I think finger-print scanning technology will be important in providing people with trust in using mobile cryptocurrency payment apps on their phone (because if the phone is lost, the cryptocurrency is still safe).
We should be seriously considering a PPCoin payment app that is easy to use, intuitive, and attractive as a result. What do you all think?
[quote=“MeBeingAwesome, post:1, topic:352”]I think finger-print scanning technology will be important in providing people with trust in using mobile cryptocurrency payment apps on their phone (because if the phone is lost, the cryptocurrency is still safe).
We should be seriously considering a PPCoin payment app that is easy to use, intuitive, and attractive as a result. What do you all think?[/quote]
With a password the wallet is also save. The finger-print is mine, not Googles not Apples not NSAs.
I guess in my mind having a fingerprint authentication is much quicker to use when purchasing a product at the point-of-sale, relative to having to type a password into your phone.
From what I’ve read, the fingerprint is only stored locally in your phone as a string of numerical values. Guess we’ll see if that’s true or not.
I tend to ask people, who do not care about their private infos, and who feel secure in the face of NSA, for which price I can buy all personal data of their life. Location at any time, friends and all their contact infos (the friends in Iran also), all emails and telephone calls, all websites you visited ever, every click you did in the internet, and so on. If you think about this, you know, how much you are worth yourself.
You should do it, because the market wants it. This is my really and truly opinion. If you don’t do this, then anotherone will do it. Most people in this world will appreciate it.
There are realtively easy ways to steal and fake fingerprints, as the German hacker collective Chaos Computer Club has shown in 2005. There is even a “wikihow”: http://www.wikihow.com/Fake-Fingerprints
Obviously modern fingerprint scanners have some security mechanisms (like temperature sensors) that can sort out such “easy” fake attempts and faking would be more difficult. But if this technology would be used in a large extent for high-risk things like online banking or cryptocurrency, some criminal would fake it anyway, although costs would be higher.
[quote=“d5000, post:6, topic:352”]Finger-print identification is not very secure.

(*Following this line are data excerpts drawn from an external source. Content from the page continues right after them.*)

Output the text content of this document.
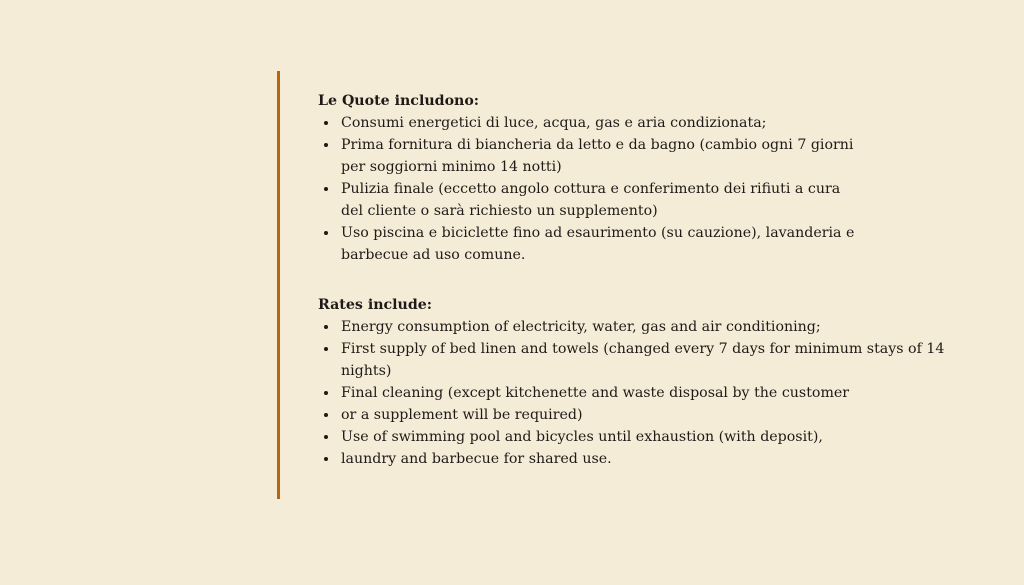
Le Quote includono:

Consumi energetici di luce, acqua, gas e aria condizionata;
Prima fornitura di biancheria da letto e da bagno (cambio ogni 7 giorni per soggiorni minimo 14 notti)
Pulizia finale (eccetto angolo cottura e conferimento dei rifiuti a cura del cliente o sarà richiesto un supplemento)
Uso piscina e biciclette fino ad esaurimento (su cauzione), lavanderia e barbecue ad uso comune.

Rates include:

Energy consumption of electricity, water, gas and air conditioning;
First supply of bed linen and towels (changed every 7 days for minimum stays of 14 nights)
Final cleaning (except kitchenette and waste disposal by the customer
or a supplement will be required)
Use of swimming pool and bicycles until exhaustion (with deposit),
laundry and barbecue for shared use.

There are realtively easy ways to steal and fake fingerprints, as the German hacker collective Chaos Computer Club has shown in 2005. There is even a “wikihow”: http://www.wikihow.com/Fake-Fingerprints
Obviously modern fingerprint scanners have some security mechanisms (like temperature sensors) that can sort out such “easy” fake attempts and faking would be more difficult. But if this technology would be used in a large extent for high-risk things like online banking or cryptocurrency, some criminal would fake it anyway, although costs would be higher.[/quote]The iPhone 5S uses some sort of sub-dermal scanner thing. It not really your standard optical fingerprint scanner that has been cracked a million and one times. We will have to wait till the phone is released to see if that worse or a better thing.